Может ли он сделать что-то подобное?
Неужели он способен на такую жестокость?
Вспоминаю, как он ухмылялся, каким самодовольным и самоуверенным всегда казался, и чувствую, как телефон становится горячим в моей руке.
Бросаю его на стол, потом сажусь и смотрю на него расширенными глазами, желая, чтобы он зазвонил.
Но тот молчит.
После двадцати минут тишины, когда я застываю за своим столом с липкими руками и колотящимся сердцем, я вынуждена признаться себе, что, как бы мне ни была ненавистна мысль о том, что остаток жизни я проведу в тюрьме, мне лучше привыкнуть к этой мысли.
Потому что я собираюсь убить Каллума МакКорда.
Я собираюсь убить этого высокомерного, безжалостного, играющего в игры сукиного сына каким-нибудь жестоким, мучительным способом, который станет заголовком новостей на несколько месяцев вперед.
— Эй? — окликает мужчина со входа в магазин. — Где ты, дорогая?
Я бы узнала этот глубокий голос где угодно. Голос и язвительное прозвище, которым он упорно называет меня. Моя кровь мгновенно нагревается, превращаясь из кипящей в бурлящую.
Лицо пылает, вскакиваю на ноги и окидываю офис диким взглядом в поисках орудия убийства. Затем хватаю со стола степлер и выхожу в главную комнату...
Каллум стоит у прилавка в окружении двух мужчин.
— А вот и моя невеста, — говорит он, улыбаясь, как акула. — Почему у тебя такое красное лицо?
Я направляю на него степлер и требую: — Кто они?
Не отрывая от меня взгляда, он жестом указывает на мужчину слева от себя. Он средних лет, высокий и лысеющий, одет в двубортный костюм в темную полоску, в руках кожаный портфель.

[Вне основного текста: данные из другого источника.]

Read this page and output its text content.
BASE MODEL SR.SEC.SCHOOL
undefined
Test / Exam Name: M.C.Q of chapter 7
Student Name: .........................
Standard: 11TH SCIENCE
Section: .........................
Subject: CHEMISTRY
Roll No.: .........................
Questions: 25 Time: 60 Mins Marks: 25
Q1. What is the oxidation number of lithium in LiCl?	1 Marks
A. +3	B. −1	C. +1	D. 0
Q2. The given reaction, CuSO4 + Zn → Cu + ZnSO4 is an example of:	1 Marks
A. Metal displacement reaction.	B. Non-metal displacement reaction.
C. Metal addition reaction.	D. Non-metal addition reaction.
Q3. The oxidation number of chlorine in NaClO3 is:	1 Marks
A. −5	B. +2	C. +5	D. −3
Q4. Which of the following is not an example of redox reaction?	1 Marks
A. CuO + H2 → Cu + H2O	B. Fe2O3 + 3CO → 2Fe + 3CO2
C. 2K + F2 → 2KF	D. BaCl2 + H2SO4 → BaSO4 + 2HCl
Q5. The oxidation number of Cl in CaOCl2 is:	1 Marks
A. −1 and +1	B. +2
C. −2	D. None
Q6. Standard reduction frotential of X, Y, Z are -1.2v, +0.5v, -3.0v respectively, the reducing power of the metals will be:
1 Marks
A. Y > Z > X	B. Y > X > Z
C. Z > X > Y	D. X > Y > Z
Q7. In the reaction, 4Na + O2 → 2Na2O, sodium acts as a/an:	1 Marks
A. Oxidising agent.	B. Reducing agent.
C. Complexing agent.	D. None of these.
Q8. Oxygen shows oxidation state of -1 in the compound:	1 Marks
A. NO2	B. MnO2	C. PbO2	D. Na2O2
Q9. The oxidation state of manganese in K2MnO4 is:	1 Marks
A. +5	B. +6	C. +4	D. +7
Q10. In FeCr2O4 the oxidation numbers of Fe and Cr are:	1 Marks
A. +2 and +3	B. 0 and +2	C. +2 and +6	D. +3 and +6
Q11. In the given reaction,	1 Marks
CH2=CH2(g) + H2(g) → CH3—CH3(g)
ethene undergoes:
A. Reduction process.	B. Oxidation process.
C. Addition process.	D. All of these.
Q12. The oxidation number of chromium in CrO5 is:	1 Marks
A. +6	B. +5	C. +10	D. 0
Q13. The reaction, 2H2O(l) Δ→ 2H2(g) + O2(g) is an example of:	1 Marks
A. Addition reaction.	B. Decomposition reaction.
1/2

— Это мой адвокат, Уильям.
Он жестом указывает на другого мужчину, молодого, с виду симпатичного парня, одетого в бежевые брюки и черную рубашку-поло с коротким рукавом.
— А это Эндрю.
Эндрю приветствует меня.
— Я очень рад познакомиться с вами, Эмери. Каллум так много рассказывал мне о вас.
То, как он мне улыбается, настораживает. Подозреваю, что он собирается спросить меня, есть ли у меня личные отношения с Иисусом.
Я огрызаюсь: — Кто вы такой?
— Капеллан семьи МакКорд.
Капеллан? Испугавшись, я смотрю на Каллума. Его острая ухмылка становится все шире.
— Не могла бы ты опустить степлер, дорогая? Ты выглядишь как будто не в себе.
Опускаю руку на бок и смотрю на троих мужчин.
Стоя между двумя простыми смертными, физическая красота Каллума становится еще более заметной. Он выше их обоих, шире в плечах, с более четко очерченной челюстью, дурацким скульптурным носом, потрясающими глазами и животной харизмой, которая пульсирует в нем, как биение сердца.
Он просто необыкновенно красив.
Боже, это усугубляет ситуацию.
Кажется, все ждут, что я скажу, поэтому я произношу надменное: — Я в замешательстве. Что происходит?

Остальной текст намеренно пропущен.